I have just bought a lovely double cat house & run ( Ebay 320266047898 ) but it needs lining and insulating and I have no idea what I need to buy to do it.

Anyone know any companies which sell the required stuff?

Thanks 

xx


----------



## Siamese Kelly (Jan 6, 2008)

Toby & Darwin-you could use old quilts or new ones-they are great for insulating and noise reduction-or the yellow stuff(dunno what it's called as my OH does all that)which you can buy at any building material shop


----------



## felineadorer (Jun 12, 2008)

T&D

If you find any useful info you might post it on here as I'm interested doing the same for my cat's house !

Thanks!!!


----------



## Toby & Darwin (May 26, 2008)

Yes I will pass on anything I find.

I am at a loss at the moment though as no one seems to have any ideas.

I am looking for it to be easy to clean and keep as germ free as possible.

I have seen other houses with white insides and would ideally like that for mine but I don't know where to get it from.


----------



## felineadorer (Jun 12, 2008)

If I find anything I'll pass it on too 

Does the cat house have a flap? - that will really help in keeping out wind and rain. I'm ordering one for mine so hopefully will have it next week.

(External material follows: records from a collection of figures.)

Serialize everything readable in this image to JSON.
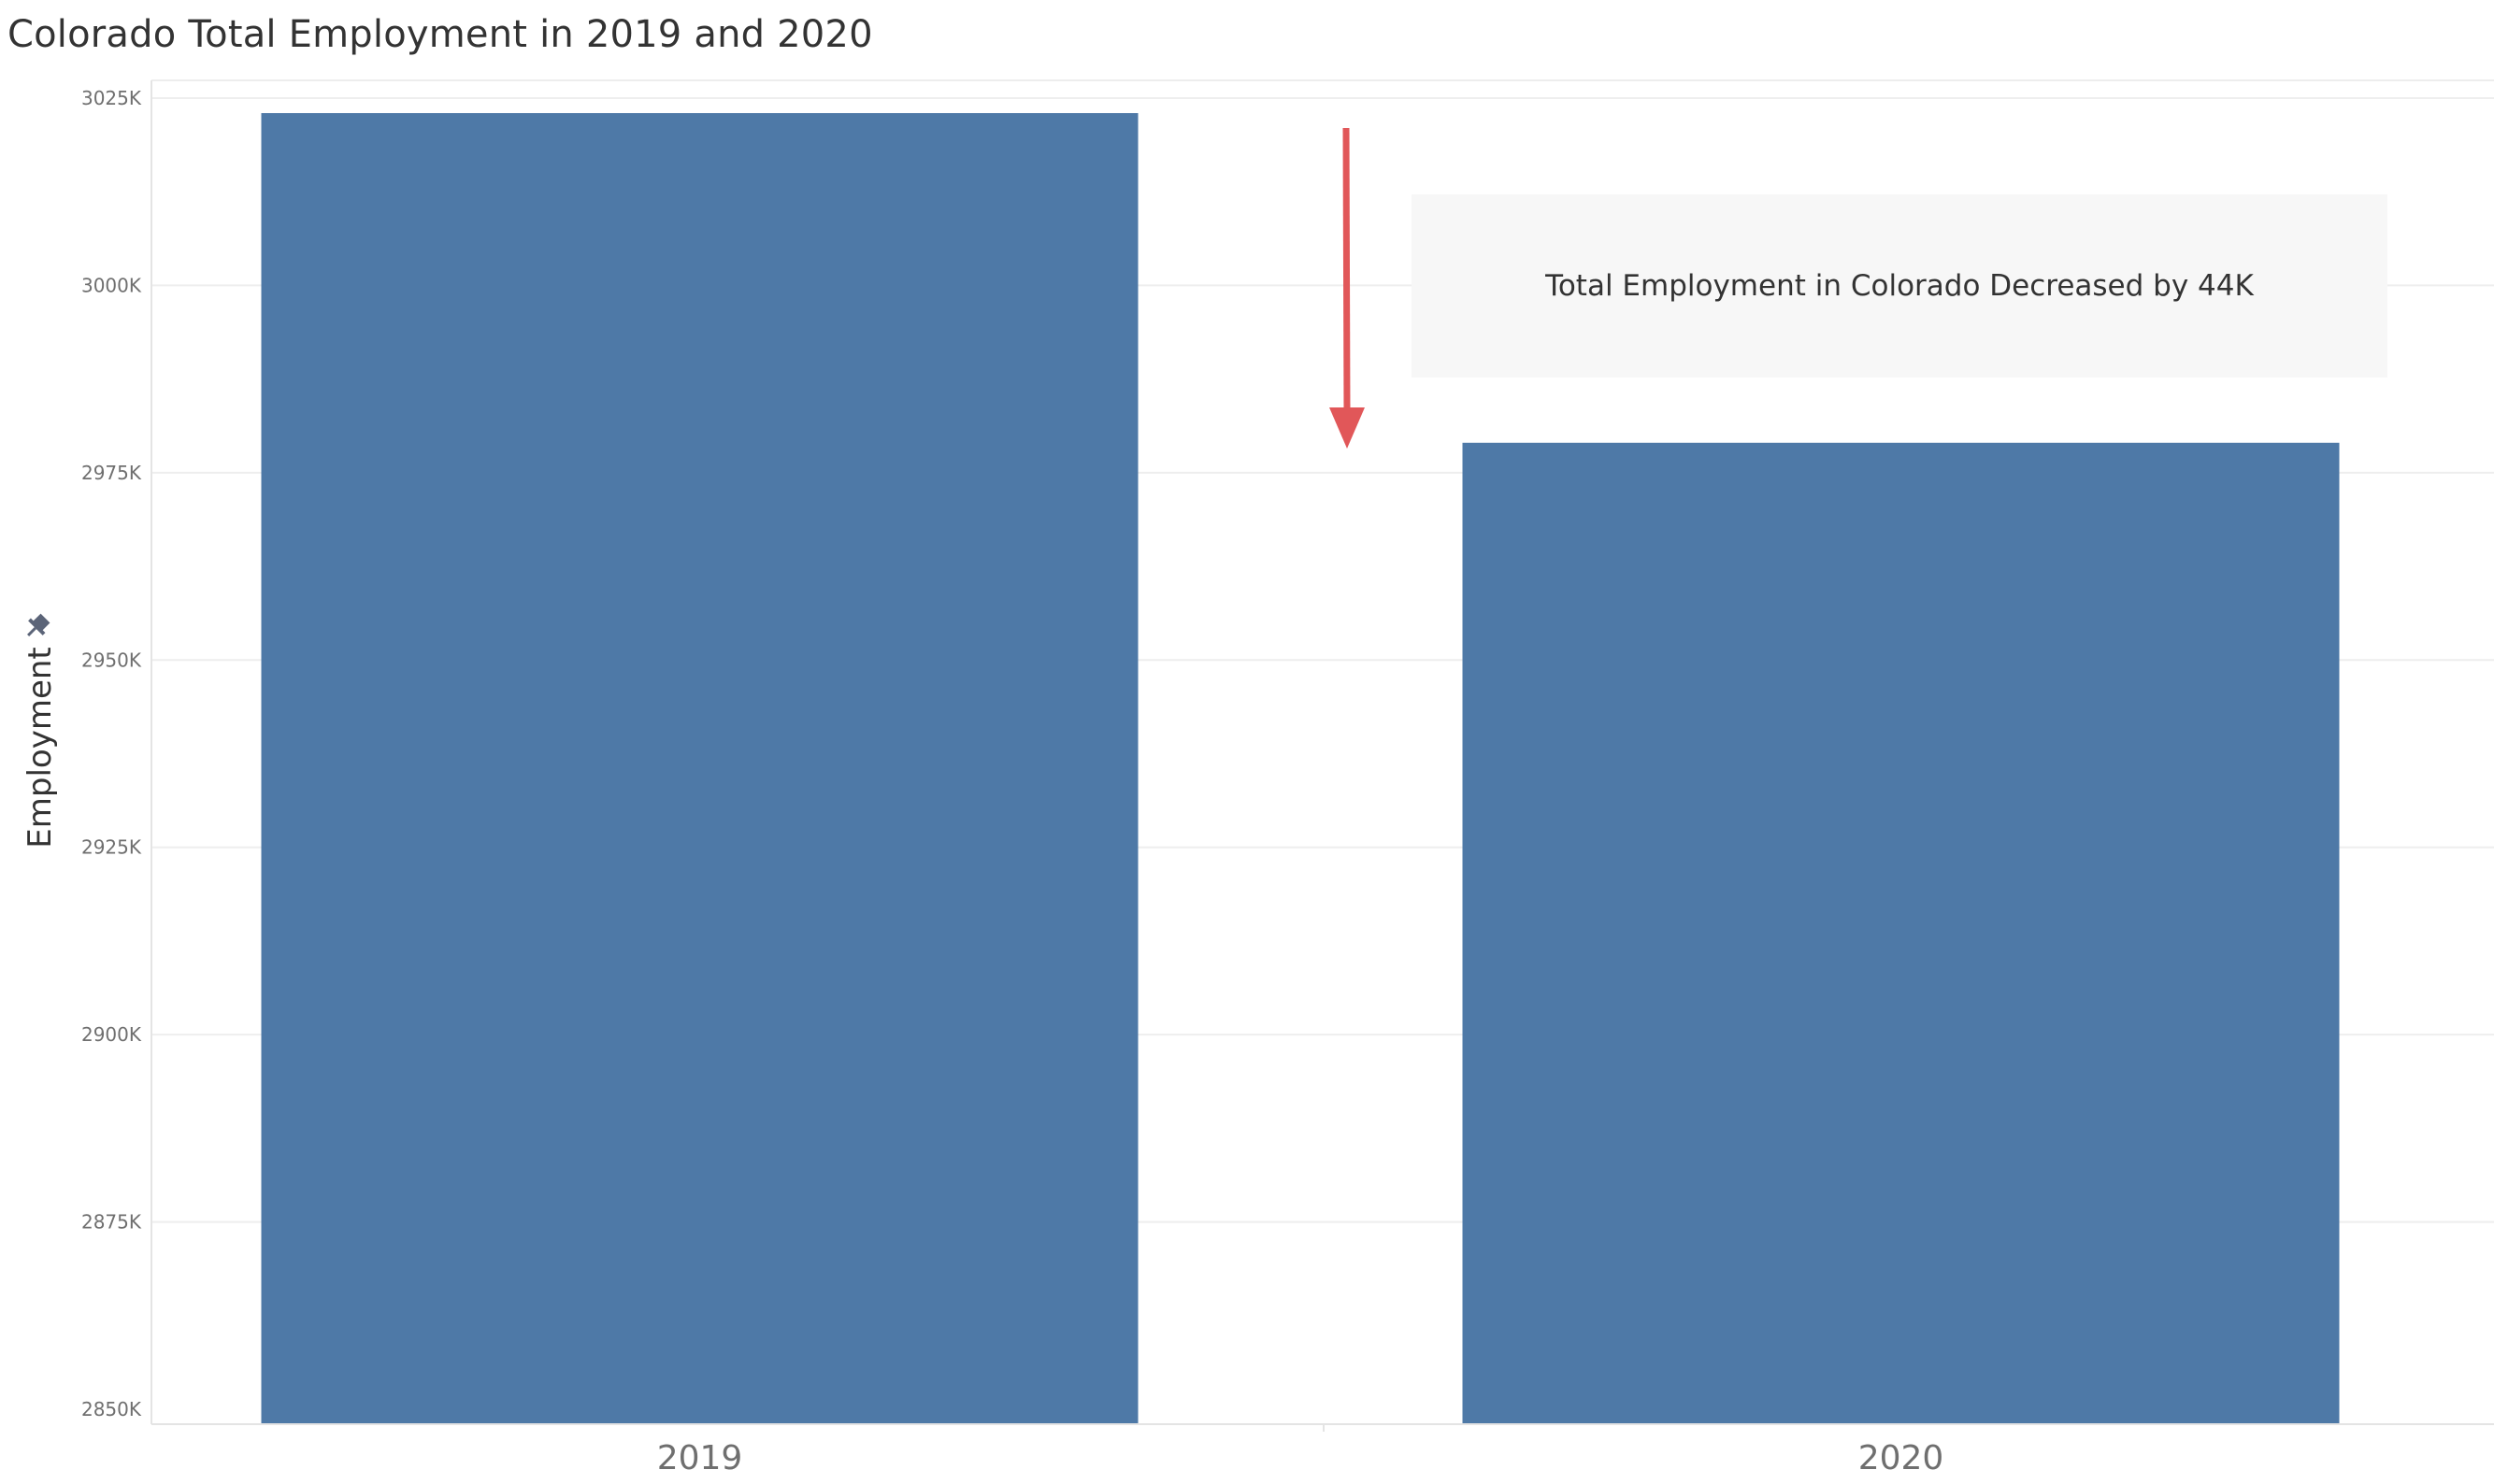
{
  "chart_data": {
    "type": "bar",
    "title": "Colorado Total Employment in 2019 and 2020",
    "xlabel": "",
    "ylabel": "Employment",
    "categories": [
      "2019",
      "2020"
    ],
    "values": [
      3023,
      2979
    ],
    "ylim": [
      2850,
      3025
    ],
    "yticks": [
      2850,
      2875,
      2900,
      2925,
      2950,
      2975,
      3000,
      3025
    ],
    "ytick_labels": [
      "2850K",
      "2875K",
      "2900K",
      "2925K",
      "2950K",
      "2975K",
      "3000K",
      "3025K"
    ],
    "grid": true,
    "bar_color": "#4e79a7",
    "annotation": {
      "text": "Total Employment in Colorado Decreased by 44K",
      "arrow_color": "#e15759",
      "box_color": "#f7f7f7"
    }
  }
}
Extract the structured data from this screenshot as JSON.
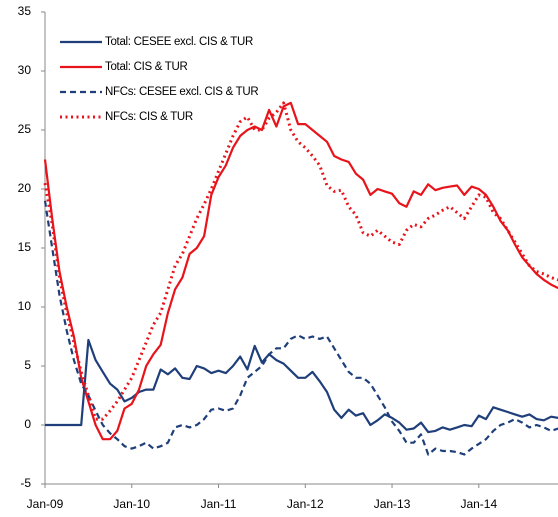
{
  "chart_data": {
    "type": "line",
    "categories": [
      "Jan-09",
      null,
      null,
      null,
      null,
      null,
      null,
      null,
      null,
      null,
      null,
      null,
      "Jan-10",
      null,
      null,
      null,
      null,
      null,
      null,
      null,
      null,
      null,
      null,
      null,
      "Jan-11",
      null,
      null,
      null,
      null,
      null,
      null,
      null,
      null,
      null,
      null,
      null,
      "Jan-12",
      null,
      null,
      null,
      null,
      null,
      null,
      null,
      null,
      null,
      null,
      null,
      "Jan-13",
      null,
      null,
      null,
      null,
      null,
      null,
      null,
      null,
      null,
      null,
      null,
      "Jan-14",
      null,
      null,
      null,
      null,
      null,
      null,
      null,
      null,
      null,
      null,
      null
    ],
    "ylim": [
      -5,
      35
    ],
    "yticks": [
      -5,
      0,
      5,
      10,
      15,
      20,
      25,
      30,
      35
    ],
    "series": [
      {
        "name": "Total: CESEE excl. CIS & TUR",
        "color": "#1f3f7a",
        "style": "solid",
        "values": [
          0,
          0,
          0,
          0,
          0,
          0,
          7.2,
          5.5,
          4.5,
          3.5,
          3,
          2,
          2.3,
          2.8,
          3,
          3,
          4.7,
          4.3,
          4.8,
          4,
          3.9,
          5,
          4.8,
          4.4,
          4.6,
          4.4,
          5,
          5.8,
          4.7,
          6.7,
          5.3,
          6,
          5.5,
          5.2,
          4.6,
          4,
          4,
          4.5,
          3.7,
          2.8,
          1.3,
          0.6,
          1.3,
          0.8,
          1,
          0,
          0.4,
          0.9,
          0.6,
          0.2,
          -0.4,
          -0.3,
          0.2,
          -0.6,
          -0.5,
          -0.2,
          -0.4,
          -0.2,
          0,
          -0.1,
          0.8,
          0.5,
          1.5,
          1.3,
          1.1,
          0.9,
          0.7,
          0.9,
          0.5,
          0.4,
          0.7,
          0.6
        ]
      },
      {
        "name": "Total: CIS & TUR",
        "color": "#e8141b",
        "style": "solid",
        "values": [
          22.5,
          17.5,
          13,
          10,
          7.5,
          4,
          2,
          0,
          -1.2,
          -1.2,
          -0.5,
          1.4,
          1.8,
          3,
          5,
          6,
          6.8,
          9.5,
          11.5,
          12.5,
          14.5,
          15,
          16,
          19.5,
          21,
          22,
          23.5,
          24.5,
          25,
          25.3,
          25,
          26.7,
          25.3,
          27,
          27.3,
          25.5,
          25.5,
          25,
          24.5,
          24,
          22.8,
          22.5,
          22.3,
          21.3,
          20.8,
          19.5,
          20,
          19.8,
          19.6,
          18.8,
          18.5,
          19.8,
          19.5,
          20.4,
          19.9,
          20.1,
          20.2,
          20.3,
          19.5,
          20.2,
          20,
          19.5,
          18.5,
          17.3,
          16.5,
          15.3,
          14.2,
          13.5,
          12.8,
          12.3,
          11.9,
          11.6
        ]
      },
      {
        "name": "NFCs: CESEE excl. CIS & TUR",
        "color": "#1f3f7a",
        "style": "dashed",
        "values": [
          19,
          15,
          11,
          8,
          5.5,
          3.5,
          2.5,
          1.2,
          0,
          -0.7,
          -1.2,
          -1.8,
          -2,
          -1.8,
          -1.5,
          -2,
          -1.8,
          -1.5,
          -0.2,
          0,
          -0.2,
          0,
          0.5,
          1.3,
          1.4,
          1.2,
          1.4,
          2.5,
          4,
          4.5,
          5,
          6,
          6.5,
          6.5,
          7.3,
          7.6,
          7.3,
          7.5,
          7.3,
          7.5,
          6.5,
          5.5,
          4.5,
          4,
          4,
          3.5,
          2.5,
          1.5,
          0.3,
          -0.5,
          -1.5,
          -1.5,
          -0.8,
          -2.5,
          -2,
          -2.2,
          -2.2,
          -2.3,
          -2.5,
          -2,
          -1.6,
          -1.2,
          -0.5,
          0,
          0.2,
          0.5,
          0.2,
          -0.2,
          0,
          -0.2,
          -0.5,
          -0.3
        ]
      },
      {
        "name": "NFCs: CIS & TUR",
        "color": "#e8141b",
        "style": "dotted",
        "values": [
          20.5,
          17,
          12.5,
          9.5,
          7,
          4.5,
          2.5,
          0.5,
          0.5,
          1.2,
          2,
          3,
          4,
          5.5,
          7,
          8.5,
          9.5,
          11.5,
          13.5,
          14.5,
          16,
          17.5,
          18.7,
          20,
          21.5,
          23,
          24.5,
          25.7,
          26.1,
          25,
          25,
          26,
          26.5,
          27.3,
          25,
          24,
          23.5,
          22.8,
          22,
          20.3,
          19.8,
          19.9,
          18.5,
          17.8,
          16.3,
          16,
          16.5,
          16,
          15.5,
          15.3,
          16.5,
          17,
          16.8,
          17.5,
          17.8,
          18.2,
          18.5,
          18,
          17.5,
          18.5,
          19.5,
          19.3,
          18,
          17.5,
          16.5,
          15.5,
          14.5,
          13.5,
          13,
          12.8,
          12.5,
          12.3
        ]
      }
    ],
    "legend": "upper-left",
    "grid": false
  }
}
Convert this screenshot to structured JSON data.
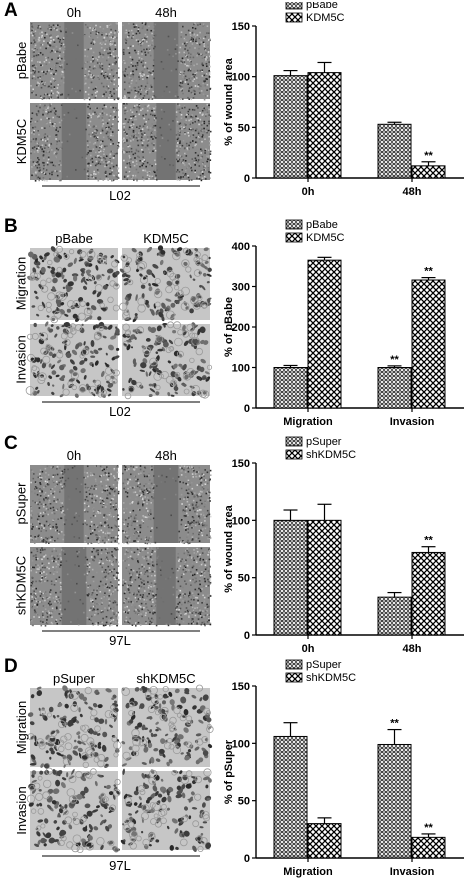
{
  "panels": [
    {
      "label": "A",
      "col_labels": [
        "0h",
        "48h"
      ],
      "row_labels": [
        "pBabe",
        "KDM5C"
      ],
      "base_label": "L02",
      "image_kind": "wound",
      "chart_data": {
        "type": "bar",
        "categories": [
          "0h",
          "48h"
        ],
        "series": [
          {
            "name": "pBabe",
            "values": [
              101,
              53
            ],
            "errors": [
              5,
              2
            ]
          },
          {
            "name": "KDM5C",
            "values": [
              104,
              12
            ],
            "errors": [
              10,
              4
            ]
          }
        ],
        "sig": [
          [
            "",
            ""
          ],
          [
            "",
            "**"
          ]
        ],
        "ylabel": "% of wound area",
        "ylim": [
          0,
          150
        ],
        "yticks": [
          0,
          50,
          100,
          150
        ]
      }
    },
    {
      "label": "B",
      "col_labels": [
        "pBabe",
        "KDM5C"
      ],
      "row_labels": [
        "Migration",
        "Invasion"
      ],
      "base_label": "L02",
      "image_kind": "cells",
      "chart_data": {
        "type": "bar",
        "categories": [
          "Migration",
          "Invasion"
        ],
        "series": [
          {
            "name": "pBabe",
            "values": [
              100,
              100
            ],
            "errors": [
              5,
              4
            ]
          },
          {
            "name": "KDM5C",
            "values": [
              365,
              316
            ],
            "errors": [
              7,
              6
            ]
          }
        ],
        "sig": [
          [
            "",
            "**"
          ],
          [
            "",
            "**"
          ]
        ],
        "ylabel": "% of pBabe",
        "ylim": [
          0,
          400
        ],
        "yticks": [
          0,
          100,
          200,
          300,
          400
        ]
      }
    },
    {
      "label": "C",
      "col_labels": [
        "0h",
        "48h"
      ],
      "row_labels": [
        "pSuper",
        "shKDM5C"
      ],
      "base_label": "97L",
      "image_kind": "wound",
      "chart_data": {
        "type": "bar",
        "categories": [
          "0h",
          "48h"
        ],
        "series": [
          {
            "name": "pSuper",
            "values": [
              100,
              33
            ],
            "errors": [
              9,
              4
            ]
          },
          {
            "name": "shKDM5C",
            "values": [
              100,
              72
            ],
            "errors": [
              14,
              5
            ]
          }
        ],
        "sig": [
          [
            "",
            ""
          ],
          [
            "",
            "**"
          ]
        ],
        "ylabel": "% of wound area",
        "ylim": [
          0,
          150
        ],
        "yticks": [
          0,
          50,
          100,
          150
        ]
      }
    },
    {
      "label": "D",
      "col_labels": [
        "pSuper",
        "shKDM5C"
      ],
      "row_labels": [
        "Migration",
        "Invasion"
      ],
      "base_label": "97L",
      "image_kind": "cells",
      "chart_data": {
        "type": "bar",
        "categories": [
          "Migration",
          "Invasion"
        ],
        "series": [
          {
            "name": "pSuper",
            "values": [
              106,
              99
            ],
            "errors": [
              12,
              13
            ]
          },
          {
            "name": "shKDM5C",
            "values": [
              30,
              18
            ],
            "errors": [
              5,
              3
            ]
          }
        ],
        "sig": [
          [
            "",
            "**"
          ],
          [
            "",
            "**"
          ]
        ],
        "ylabel": "% of pSuper",
        "ylim": [
          0,
          150
        ],
        "yticks": [
          0,
          50,
          100,
          150
        ]
      }
    }
  ]
}
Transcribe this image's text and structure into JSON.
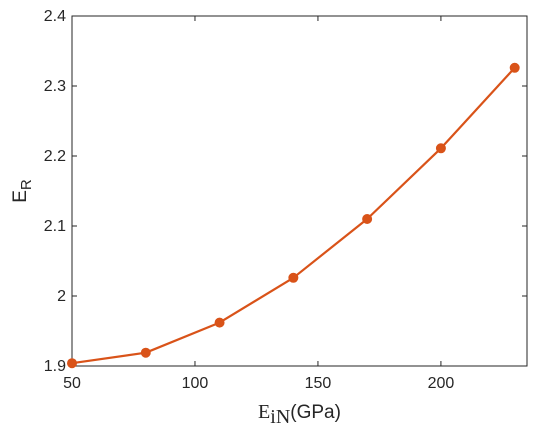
{
  "chart_data": {
    "type": "line",
    "xlabel": {
      "main": "E",
      "sub": "iN",
      "suffix": "(GPa)"
    },
    "ylabel": {
      "main": "E",
      "sub": "R"
    },
    "xlim": [
      50,
      235
    ],
    "ylim": [
      1.9,
      2.4
    ],
    "xticks": [
      50,
      100,
      150,
      200
    ],
    "xtick_labels": [
      "50",
      "100",
      "150",
      "200"
    ],
    "yticks": [
      1.9,
      2.0,
      2.1,
      2.2,
      2.3,
      2.4
    ],
    "ytick_labels": [
      "1.9",
      "2",
      "2.1",
      "2.2",
      "2.3",
      "2.4"
    ],
    "grid": false,
    "series": [
      {
        "color": "#d95319",
        "marker": "circle",
        "x": [
          50,
          80,
          110,
          140,
          170,
          200,
          230
        ],
        "y": [
          1.904,
          1.919,
          1.962,
          2.026,
          2.11,
          2.211,
          2.326
        ]
      }
    ]
  }
}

Will your cat primarily be living outside ?


----------



## Toby & Darwin (May 26, 2008)

Yes the houses have cat flaps on them to let the cats out into the runs.

The cats are not going to live permanently in them but more of a respite home for them so we don't get over run!!


----------



## Selk67U2 (May 5, 2008)

*Hi Hazel, I want the white wash down stuff for my cat houses, I can only find it abroad I am gonna email someone who made my kitten pen as that has the same stuff on the inside of it and he lives in London, so gonna ask where he gets it from*


----------



## may (Nov 2, 2007)

Mine are insulated with fiberglass and then covered with white face hardboard
Works a treat and keeps the Cat house toasty warm


----------



## Selk67U2 (May 5, 2008)

*Oooo, that sounds good May, where did you get it from ?*


----------



## Toby & Darwin (May 26, 2008)

Some good ideas, any links would be great when you have them.

I will let you know if I find anything else


----------



## felineadorer (Jun 12, 2008)

Yes thanks for the ideas !


----------



## rottiesloveragdolls (Nov 2, 2007)

*have you thought about thick polystyreen as Insulation and coverd boarding thats what i have in one of mine as it keeps warm in winter with heating, and cool in summer and it reduces noise? *


----------